Wednesday, September 1, 2010

Florida Justices Nix Health Care Amendment

Bloomberg / Business Week

 
A measure intended to let voters voice opposition to the U.S. health care overhaul was kicked off Florida's Nov. 2 ballot Thursday by the state Supreme Court, along with two other proposed state constitutional amendments.

The other two stricken amendments would have strengthened the Legislature's hand in redistricting and given home buyers an extra property tax exemption if they hadn't owned a house for at least eight years.

The justices, by 5-2 votes in each case, affirmed lower court rulings that the amendments had misleading or unclear ballot summaries or texts. Each had been proposed by the Republican-controlled Legislature.

The health care proposal, Amendment 9, would have prohibited government requirements to buy insurance and penalties for failing to comply, key features of President Barack Obama's health care plan.

Republican sponsors conceded the measure could not override the federal law, but they saw it as a way for Floridians to voice their opposition to it. Missouri voters approved a similar proposal by a wide margin during an Aug. 3 primary election.

The high court also handed the Legislature and two members of Congress another defeat by rejecting their challenge to a pair of citizen initiatives on redistricting that will, as a result, remain on the ballot.

Those proposals, Amendments 5 and 6, are designed to prevent gerrymandering that benefits incumbents and political parties when lawmakers reapportion congressional and state legislative districts.

The Legislature had proposed Amendment 7 -- giving state lawmakers wide discretion in creating new political boundaries -- in response to the initiatives.

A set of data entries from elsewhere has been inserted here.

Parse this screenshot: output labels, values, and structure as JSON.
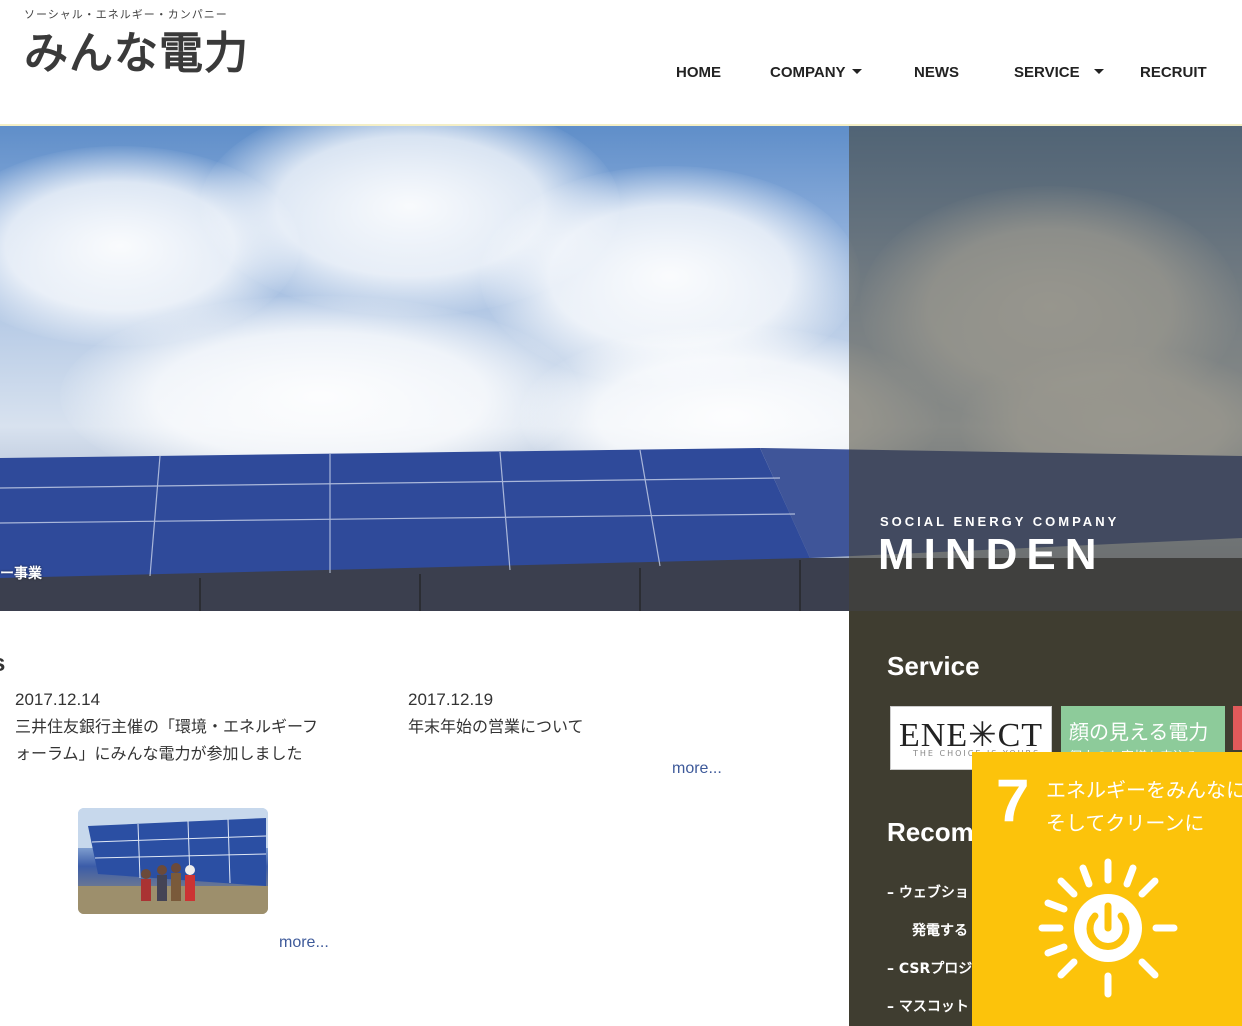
{
  "header": {
    "tagline": "ソーシャル・エネルギー・カンパニー",
    "logo": "みんな電力",
    "nav": [
      {
        "label": "HOME",
        "has_dropdown": false
      },
      {
        "label": "COMPANY",
        "has_dropdown": true
      },
      {
        "label": "NEWS",
        "has_dropdown": false
      },
      {
        "label": "SERVICE",
        "has_dropdown": true
      },
      {
        "label": "RECRUIT",
        "has_dropdown": false
      }
    ]
  },
  "hero": {
    "subtitle": "SOCIAL ENERGY COMPANY",
    "title": "MINDEN",
    "slide_label": "ー事業"
  },
  "news": {
    "heading": "s",
    "items": [
      {
        "date": "2017.12.14",
        "title": "三井住友銀行主催の「環境・エネルギーフォーラム」にみんな電力が参加しました",
        "more": "more..."
      },
      {
        "date": "2017.12.19",
        "title": "年末年始の営業について",
        "more": "more..."
      }
    ]
  },
  "sidebar": {
    "service_heading": "Service",
    "enect_logo": "ENE✳CT",
    "enect_sub": "THE CHOICE IS YOURS",
    "kao_logo": "顔の見える電力",
    "kao_sub": "個人のお客様お申込み",
    "recommend_heading": "Recom",
    "recommend_items": [
      "– ウェブショ",
      "発電する",
      "– CSRプロジ",
      "– マスコット"
    ]
  },
  "sdg": {
    "number": "7",
    "line1": "エネルギーをみんなに",
    "line2": "そしてクリーンに"
  },
  "colors": {
    "sidebar_bg": "#3f3d30",
    "link": "#3e5a9a",
    "sdg_yellow": "#fcc30b",
    "kao_green": "#8dcb9a"
  }
}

Republican lawmakers argued they were just trying to clarify the initiatives. The bipartisan group FairDistrictsFlorida.org had conducted petition drives to get the measures on the ballot and contended the Legislature's proposal would have gutted the anti-gerrymandering provisions.

"It is a sad day when more than 60 percent of the elected representatives of the people of the state of Florida can't get ballot measures approved by the court, but special interest groups can," said incoming Senate President Mike Haridopolos, R-Merritt Island. "I will abide by the court's decision. However, I wish the justices had allowed these matters to be decided by Florida voters."

Amendment 7 passed the House and Senate on largely partisan votes with most Democrats and a few moderate Republicans in opposition. House Democratic Leader Franklin Sands of Weston hailed the redistricting rulings.

"The Florida Supreme Court today checked the arrogant abuse of power by Republican legislative leaders by ensuring that voters will have a reasonable opportunity to improve our state's redistricting process," Sands said in a statement.

U.S. Reps. Mario Diaz-Balart, R-Miami, and Corrine Brown, D-Jacksonville, had challenged Amendment 6, which sets standards for congressional redistricting.

"I wholeheartedly believe that Amendment 6 is merely a subtle attempt to dilute minority representation," Brown said. "This Amendment is nothing more than a deceitful attempt to turn the clock back to the days before 1992, when Florida didn't have any African-American representation in Congress."

The National Association for the Advancement of Colored People, though, disagreed. The NAACP Florida Conference led the challenge to the Legislature's Amendment 7.

On Amendment 9, Assistant Attorney General Russell S. Kent had conceded in oral argument Aug. 18 that the ballot summary was misleading because it claimed the measure would "ensure access to health care services without waiting lists, protect the doctor/patient relationship, guard against mandates that don't work." The text of the amendment doesn't address those factors.

Kent, instead, urged the justices to replace the summary with the text. He noted that's what they did in 2004 with an amendment, which voters adopted, requiring parental notification before a minor can obtain an abortion.

The majority Tuesday receded from that decision, writing it conflicted with prior rulings and that the high court never issued an opinion explaining the abortion decision, which means it cannot serve as a precedent.

"Our role in this process is as a reviewer of constitutional validity, not as an editor or author," the justices wrote in an unsigned opinion.

The high court's strongest conservatives, Chief Justice Charles Canady and Justice Ricky Polston, dissented in all three ballot-removal cases.

Canady, though, was part of a four-justice majority that ruled in favor of the citizen initiatives. Polston wrote a partial dissent. Justices Barbara Pariente and James Perry did not participate in that case.